Seattle has so much culture here. We have Broadway plays, the Seattle Art Museum, the Opera, the Aquarium, Zoo, Science Center, Seattle Symphony, and more. We have perfect weather. We have great public transportation.

People who enjoy the cultural aspects of a big city do not want to be accosted by a homeless person, see a homeless person urinate on the sidewalk, or see homeless people sitting around in the street. Public drunkenness shouldn't be allowed. This doesn't help tourism or make people feel comfortable shopping downtown or coming to all the great cultural events Seattle has to offer.

Why do the police feel their hands are tied? What is going on? Aren't the police in charge of public safety?

In the article, it says that a New Yorker named Marvin who lives downtown feels "...the sidewalks and alleys of every block of Belltown and the downtown shopping district features some level of human misery or low-grade street crime, at all times. He's astonished, he says, by the pervasiveness of the homelessness, mental illness, public urination, panhandling, drug use, and drug dealing, all out there mixing with Seattle's condo and office-tower boomtown."

Yes, Seattle has lots of flavor and variety. You are likely to see a very wide mix of people in Seattle but anyone who was brought up in decent surroundings wants to feel safe. Why would anyone pay 500K to 1 million for a condo in downtown to walk out on the sidewalk to see the homeless on the sidewalk, public drunkenness, being accosted by mentally ill, and seeing people urinate publically against the building?

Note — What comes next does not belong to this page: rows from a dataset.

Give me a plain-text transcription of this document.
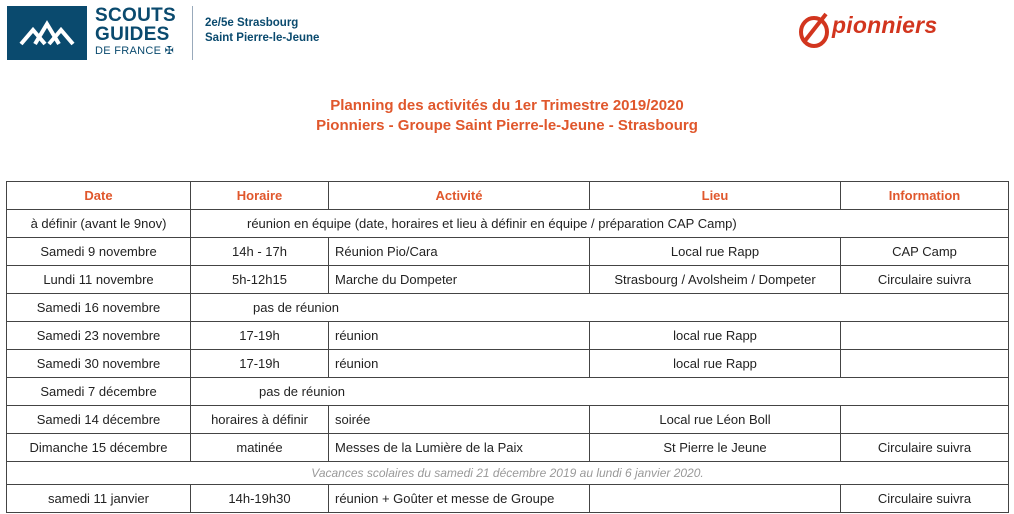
SCOUTS
GUIDES
DE FRANCE ✠
2e/5e Strasbourg
Saint Pierre-le-Jeune	pionniers
Planning des activités du 1er Trimestre 2019/2020
Pionniers - Groupe Saint Pierre-le-Jeune - Strasbourg
Date	Horaire	Activité	Lieu	Information
à définir (avant le 9nov)	réunion en équipe (date, horaires et lieu à définir en équipe / préparation CAP Camp)			
Samedi 9 novembre	14h - 17h	Réunion Pio/Cara	Local rue Rapp	CAP Camp
Lundi 11 novembre	5h-12h15	Marche du Dompeter	Strasbourg / Avolsheim / Dompeter	Circulaire suivra
Samedi 16 novembre	pas de réunion			
Samedi 23 novembre	17-19h	réunion	local rue Rapp	
Samedi 30 novembre	17-19h	réunion	local rue Rapp	
Samedi 7 décembre	pas de réunion			
Samedi 14 décembre	horaires à définir	soirée	Local rue Léon Boll	
Dimanche 15 décembre	matinée	Messes de la Lumière de la Paix	St Pierre le Jeune	Circulaire suivra
Vacances scolaires du samedi 21 décembre 2019 au lundi 6 janvier 2020.				
samedi 11 janvier	14h-19h30	réunion + Goûter et messe de Groupe		Circulaire suivra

I don't understand why the leaders don't get it. I don't understand why they don't see that something needs to change.

Marvin in this article goes on to say, "Giuliani had a zero tolerance for the open drinking, the peeing in public. His theory was you go after that small stuff to help with the big stuff. It worked in a big way."

"Seattle's got to get tougher," Marvin said. "You go up to the police here and say 'There's a guy smoking crack over there,' or worse, and they say 'Our hands are tied; there's nothing we can do'."

I want to know why? Why can't the police do anything? Who is stopping them? Doesn't everyone agree that these behaviors aren't okay?

Seattle is a liberal city. No one wants a police state, but I don't understand this tolerance and acceptance for criminal behavior in downtown.